How the VA is celebrating female veterans
Throughout March people across the country will celebrate Women's History Month, paying tribute to the vital role women have played in United States history. Generations of women have courageously blazed trails, broken barriers and fundamentally changed our society. At VA, we are proud to spend this month honoring and celebrating women service members and veterans for their past, present and ongoing service to our country.
As the daughter of a Navy veteran and someone who has had the privilege of working to advance veterans for more than 23 years, supporting women veterans feels very personal to me. My colleagues, mentors and friends are veterans — many of them women veterans. I am proud that here at VA, women are represented at every level throughout our organization. And while studies show that people typically imagine a man when they think "veteran" — women veterans have been around for much of America's history.
Well before the women's rights movement came along in 1848, women in the military were breaking barriers to serve our county. During the Revolutionary War, women served in military camps as laundresses, cooks, nurses and spies. Up until World War I, women served as soldiers disguised as men. During the last two years of World War I, women were finally allowed to join the military in their own right. Thirty-six thousand women served in that war, and more than 400 nurses died in the line of duty.

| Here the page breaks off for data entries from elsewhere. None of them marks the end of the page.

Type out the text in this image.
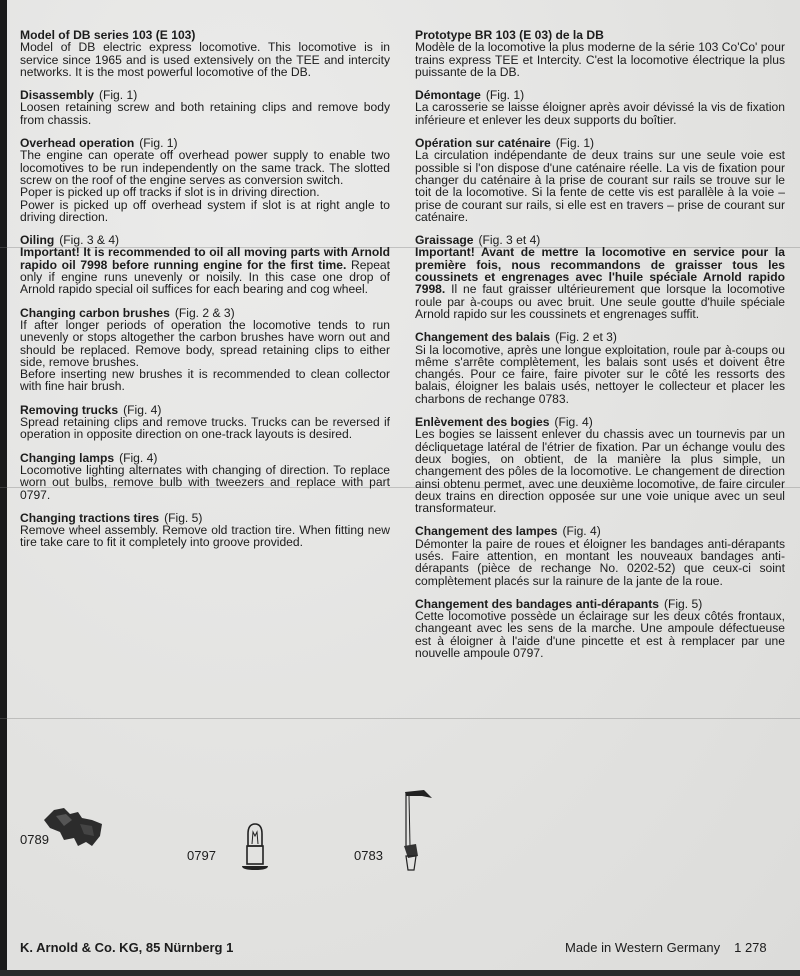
Model of DB series 103 (E 103)

Model of DB electric express locomotive. This locomotive is in service since 1965 and is used extensively on the TEE and intercity networks. It is the most powerful locomotive of the DB.

Disassembly (Fig. 1)

Loosen retaining screw and both retaining clips and remove body from chassis.

Overhead operation (Fig. 1)

The engine can operate off overhead power supply to enable two locomotives to be run independently on the same track. The slotted screw on the roof of the engine serves as conversion switch.

Poper is picked up off tracks if slot is in driving direction.

Power is picked up off overhead system if slot is at right angle to driving direction.

Oiling (Fig. 3 & 4)

Important! It is recommended to oil all moving parts with Arnold rapido oil 7998 before running engine for the first time. Repeat only if engine runs unevenly or noisily. In this case one drop of Arnold rapido special oil suffices for each bearing and cog wheel.

Changing carbon brushes (Fig. 2 & 3)

If after longer periods of operation the locomotive tends to run unevenly or stops altogether the carbon brushes have worn out and should be replaced. Remove body, spread retaining clips to either side, remove brushes.

Before inserting new brushes it is recommended to clean collector with fine hair brush.

Removing trucks (Fig. 4)

Spread retaining clips and remove trucks. Trucks can be reversed if operation in opposite direction on one-track layouts is desired.

Changing lamps (Fig. 4)

Locomotive lighting alternates with changing of direction. To replace worn out bulbs, remove bulb with tweezers and replace with part 0797.

Changing tractions tires (Fig. 5)

Remove wheel assembly. Remove old traction tire. When fitting new tire take care to fit it completely into groove provided.

Prototype BR 103 (E 03) de la DB

Modèle de la locomotive la plus moderne de la série 103 Co'Co' pour trains express TEE et Intercity. C'est la locomotive électrique la plus puissante de la DB.

Démontage (Fig. 1)

La carosserie se laisse éloigner après avoir dévissé la vis de fixation inférieure et enlever les deux supports du boîtier.

Opération sur caténaire (Fig. 1)

La circulation indépendante de deux trains sur une seule voie est possible si l'on dispose d'une caténaire réelle. La vis de fixation pour changer du caténaire à la prise de courant sur rails se trouve sur le toit de la locomotive. Si la fente de cette vis est parallèle à la voie – prise de courant sur rails, si elle est en travers – prise de courant sur caténaire.

Graissage (Fig. 3 et 4)

Important! Avant de mettre la locomotive en service pour la première fois, nous recommandons de graisser tous les coussinets et engrenages avec l'huile spéciale Arnold rapido 7998. Il ne faut graisser ultérieurement que lorsque la locomotive roule par à-coups ou avec bruit. Une seule goutte d'huile spéciale Arnold rapido sur les coussinets et engrenages suffit.

Changement des balais (Fig. 2 et 3)

Si la locomotive, après une longue exploitation, roule par à-coups ou même s'arrête complètement, les balais sont usés et doivent être changés. Pour ce faire, faire pivoter sur le côté les ressorts des balais, éloigner les balais usés, nettoyer le collecteur et placer les charbons de rechange 0783.

Enlèvement des bogies (Fig. 4)

Les bogies se laissent enlever du chassis avec un tournevis par un décliquetage latéral de l'étrier de fixation. Par un échange voulu des deux bogies, on obtient, de la manière la plus simple, un changement des pôles de la locomotive. Le changement de direction ainsi obtenu permet, avec une deuxième locomotive, de faire circuler deux trains en direction opposée sur une voie unique avec un seul transformateur.

Changement des lampes (Fig. 4)

Démonter la paire de roues et éloigner les bandages anti-dérapants usés. Faire attention, en montant les nouveaux bandages anti-dérapants (pièce de rechange No. 0202-52) que ceux-ci soint complètement placés sur la rainure de la jante de la roue.

Changement des bandages anti-dérapants (Fig. 5)

Cette locomotive possède un éclairage sur les deux côtés frontaux, changeant avec les sens de la marche. Une ampoule défectueuse est à éloigner à l'aide d'une pincette et est à remplacer par une nouvelle ampoule 0797.

0789
0797	0783
K. Arnold & Co. KG, 85 Nürnberg 1	Made in Western Germany 1 278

A 1917 recruitment poster illustrated by Howard Chandler Christy.
Today, about 219,000 women Service members are currently stationed throughout the world filling a diverse range of roles from radio operators, translators, and pilots to rangers. Times have certainly changed.
As the number of women in military service grows, so does the number of women veterans. Today, nearly 2 million veterans are women. As the fastest growing veteran subpopulation, women veterans are making their mark. Before 2012, there had been only three women veterans in Congress in history. Today, a record six female veterans hold office on Capitol Hill.
But while the success of our women veterans is undeniable, the explosive growth in the number of women veterans means VA must continue to adapt to better meet their diverse needs — and we are.
I spent the first eighteen years of my VA career in Vocational Rehabilitation and Employment (VRE) Service — and I know first-hand how essential it is that veterans receive their benefits and services to put them on the path to a meaningful civilian career. It's our job at VA to anticipate the services women veterans need and to provide that to them.
U.S. Marine Corps Sgt. Jessica Domingo, right, and Cpl. Daisy Romero, assigned to a female engagement team.
(U.S. Marine Corps photo by Cpl. Marionne T. Mangrum)
For instance, women veterans are the fastest-growing group of entrepreneurs. Between 2007 and 2012, the number of businesses owned by women veterans increased by 296 percent, to reach a total of 384,548 businesses, up from about 130,000. And the number continues to grow: over the past five years the number of companies owned by women veterans has almost quadrupled.
I hope you'll take a look at the Center for Women Veterans' new Trailblazers Initiative, which celebrates the contributions of women veterans who served our country — especially those who blazed a trail for others to follow.
At VA we are proud of our women veterans, and we will continue to work to ensure that we anticipate and meet their needs as they continue to be a vital part of our military and nation. I extend my thanks to women veterans who continue your service every day in big and small ways.